New Details About an Alleged 9/11 Social Security Disability Scam
Posted on Jan 30, 2014
Eighty retired New York first responders were recently accused of faking injuries sustained at Ground Zero on September 11, 2001, in order to collect Social Security disability benefits.
A recent report by the National Bureau of Economic Research stated that the fake 8/11 claims, which allegedly cost tax payers $400 million in payments, were filed after Congress made the disability system a more tempting target for fraud when it loosened the definition of who is “disabled.” The NBER report also claims that the broader definition of disability has lead to the doubling of non-elderly adults receiving payouts since the 1980s.
In the alleged 9/11 Social Security scam involving the New York Police Department (NYPD) and the Fire Department of New York (FDNY), prosecutors stated the accused scammers were coached about how to qualify to receive disability. Some of the tips they received included recommendations to claim that they could not sleep, they could not do basic arithmetic, or they could not go outdoors.
After making these and other claims to receive disability benefits, investigators found some of the accused flying helicopters, riding on jet skis, teaching karate, deep-sea fishing, or running half-marathons. According to a study done by Mark Duggan and Scott Imberman, many able-bodied Americans qualify for federal disability benefits because of the looser criteria.

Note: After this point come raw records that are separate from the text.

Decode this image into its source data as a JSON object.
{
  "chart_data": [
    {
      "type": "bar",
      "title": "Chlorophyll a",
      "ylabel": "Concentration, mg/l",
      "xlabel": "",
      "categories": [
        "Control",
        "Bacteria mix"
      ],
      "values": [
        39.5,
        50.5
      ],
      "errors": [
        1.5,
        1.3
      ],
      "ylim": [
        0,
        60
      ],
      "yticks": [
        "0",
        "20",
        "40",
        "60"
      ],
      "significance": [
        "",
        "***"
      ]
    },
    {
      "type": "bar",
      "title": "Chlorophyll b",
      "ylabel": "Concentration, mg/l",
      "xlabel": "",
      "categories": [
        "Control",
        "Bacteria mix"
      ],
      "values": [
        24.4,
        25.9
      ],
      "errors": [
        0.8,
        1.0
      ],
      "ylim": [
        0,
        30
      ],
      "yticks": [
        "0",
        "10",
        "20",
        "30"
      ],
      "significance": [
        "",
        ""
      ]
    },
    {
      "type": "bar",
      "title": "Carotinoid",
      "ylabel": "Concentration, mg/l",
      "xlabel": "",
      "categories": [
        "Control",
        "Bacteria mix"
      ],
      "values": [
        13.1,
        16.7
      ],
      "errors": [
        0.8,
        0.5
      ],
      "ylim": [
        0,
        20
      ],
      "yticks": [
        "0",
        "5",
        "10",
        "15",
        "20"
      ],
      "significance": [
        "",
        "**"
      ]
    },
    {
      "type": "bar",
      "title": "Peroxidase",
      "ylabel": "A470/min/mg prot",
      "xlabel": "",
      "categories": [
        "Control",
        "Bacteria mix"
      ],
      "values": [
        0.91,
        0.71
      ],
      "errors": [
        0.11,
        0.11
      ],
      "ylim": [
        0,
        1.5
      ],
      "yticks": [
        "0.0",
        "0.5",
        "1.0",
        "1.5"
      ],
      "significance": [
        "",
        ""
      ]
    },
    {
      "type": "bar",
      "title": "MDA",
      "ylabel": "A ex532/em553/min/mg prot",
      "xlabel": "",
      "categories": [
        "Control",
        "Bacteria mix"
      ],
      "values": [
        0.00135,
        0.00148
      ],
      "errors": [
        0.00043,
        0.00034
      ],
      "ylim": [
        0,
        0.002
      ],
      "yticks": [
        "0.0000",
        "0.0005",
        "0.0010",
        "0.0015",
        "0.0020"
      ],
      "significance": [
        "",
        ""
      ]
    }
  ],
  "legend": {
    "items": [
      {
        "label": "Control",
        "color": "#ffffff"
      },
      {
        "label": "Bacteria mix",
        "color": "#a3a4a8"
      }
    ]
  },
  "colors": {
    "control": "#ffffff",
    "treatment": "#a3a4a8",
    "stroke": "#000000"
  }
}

The study by Duggan and Imberman also disputed the claims made by the Social Security Administration that the increase in Social Security disability recipients is due to the aging population. They claim instead that the increase came with congressional reforms in 1984 that made the medical criteria more lax.
As New England Social Security disability lawyers, we are saddened to hear of more charges of people filing fraudulent disability claims, and we hope that those who need disability benefits are able to receive the money they deserve.